Букреев чувствовал тягостную стеснительность. Но уходило время, нужно было еще обойти лазаретные землянки, попасть на КП к полковнику.

— Так вот, Шулик. Как я тебе и сказал, сегодня ночью мы уходим, согласно приказу командования. Сегодня ночыо мы должны не только прорваться, но взять штурмом кой–какие объекты. Все живые и здоровые пойдут на операцию. Нужно прежде чем немцы догадаются, что мы ушли, вывезти раненых. Даю тебе пятерых матросов.
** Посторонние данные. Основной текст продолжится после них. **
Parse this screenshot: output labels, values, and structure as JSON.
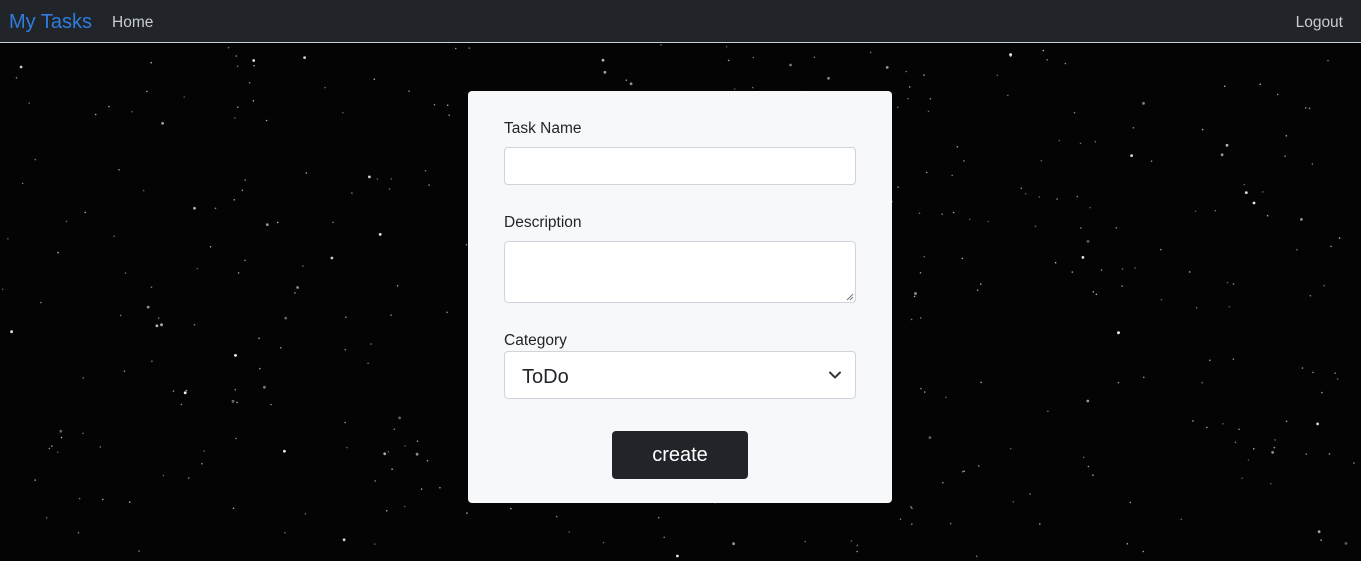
{
  "navbar": {
    "brand": "My Tasks",
    "home_label": "Home",
    "logout_label": "Logout"
  },
  "form": {
    "task_name": {
      "label": "Task Name",
      "value": ""
    },
    "description": {
      "label": "Description",
      "value": ""
    },
    "category": {
      "label": "Category",
      "selected": "ToDo"
    },
    "submit_label": "create"
  },
  "colors": {
    "navbar_bg": "#212529",
    "brand": "#2f7de0",
    "card_bg": "#f7f8f9",
    "button_bg": "#212529"
  },
  "icons": {
    "select_arrow": "chevron-down-icon"
  }
}
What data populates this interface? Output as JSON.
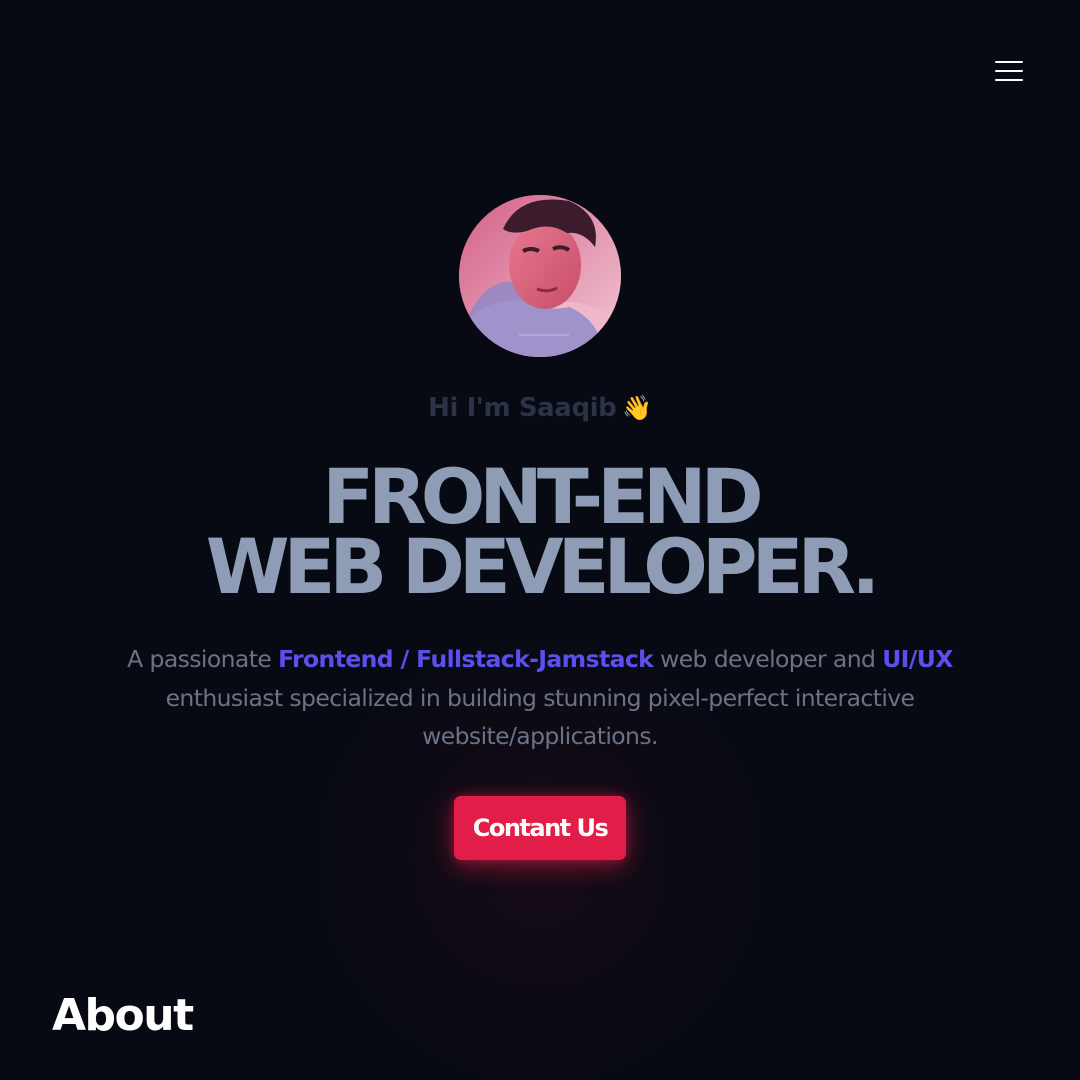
{
  "header": {
    "menu_icon": "hamburger-menu-icon"
  },
  "hero": {
    "avatar_icon": "profile-photo",
    "greeting": "Hi I'm Saaqib",
    "greeting_emoji": "👋",
    "headline_line1": "FRONT-END",
    "headline_line2": "WEB DEVELOPER.",
    "description": {
      "part1": "A passionate ",
      "highlight1": "Frontend / Fullstack-Jamstack",
      "part2": " web developer and ",
      "highlight2": "UI/UX",
      "part3": " enthusiast specialized in building stunning pixel-perfect interactive website/applications."
    },
    "cta_label": "Contant Us"
  },
  "about": {
    "title": "About"
  },
  "colors": {
    "background": "#080a13",
    "accent": "#5b50ef",
    "cta": "#e11d48",
    "headline": "#8e9cb5"
  }
}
Говорю с тобой, как с боевым товарищем, Шулик. Ты понял меня?

Шулик с минуту молчал, пока слова командира, а в них были и приказание и просьба, не дошли до его сознания, пока в его душе не созрело решение, продиктованное не только долгом, но и всей его короткой и правильной жизнью.

— Есть доставить раненых, товарищ капитан, — сказал он, и его глаза горели каким‑то новым светом.

Букреев ощущал почти физически силу его взгляда. Букрееву стало и горько и неловко, и чувства, возмутившие его сердце, сразу опрокинули все, что он подготовил и укрепил в себе.

— Спасибо, Шулик, — Букреев, помня о его раненой руке, осторожно обнял его и прикоснулся губами к колючей щеке. — Манжула сейчас поможет тебе.

— Только прошу еще…

— Говори, Шулик.

— Мне полагается орден, товарищ капитан. Первая степень Отечественной войны. По указу — еще за высадку. В газете было пропечатано. Если случится что, перешлите его мамке. Кажется, этот орден семье можно оставить… Да подпишите ей от себя, что и как… Вот адрес… И Брызгалова вот адрес… Тоже сообщите…

Букреев взял у Шулика бумажку, скомкал ее в кулаке.

— Встретимся еще, Шулик.

— Да, может и встретимся, — голос его дрогнул.

Не разбирая дороги, не обращая внимания на грязь, вылетавшую сквозь раздавленный ледок и попадавшую на руки и лицо, Букреев шел по улице. Шулик, его колючая щека, его рассказ «сделала ванночку, наложила досточку» — на время погасили все остальные ощущения…

 

ГЛАВА СОРОК ЧЕТВЕРТАЯ

К «двадцати ноль ноль» на компункт батальона собирались офицеры, вызванные командиром дивизии. Офицеры сходились либо по глубинным ходам сообщения, попадая вначале на орудийный дворик, а потом уже опускаясь вниз, либо берегом под прикрытием обрыва и входили через НП, где дежурил Манжула.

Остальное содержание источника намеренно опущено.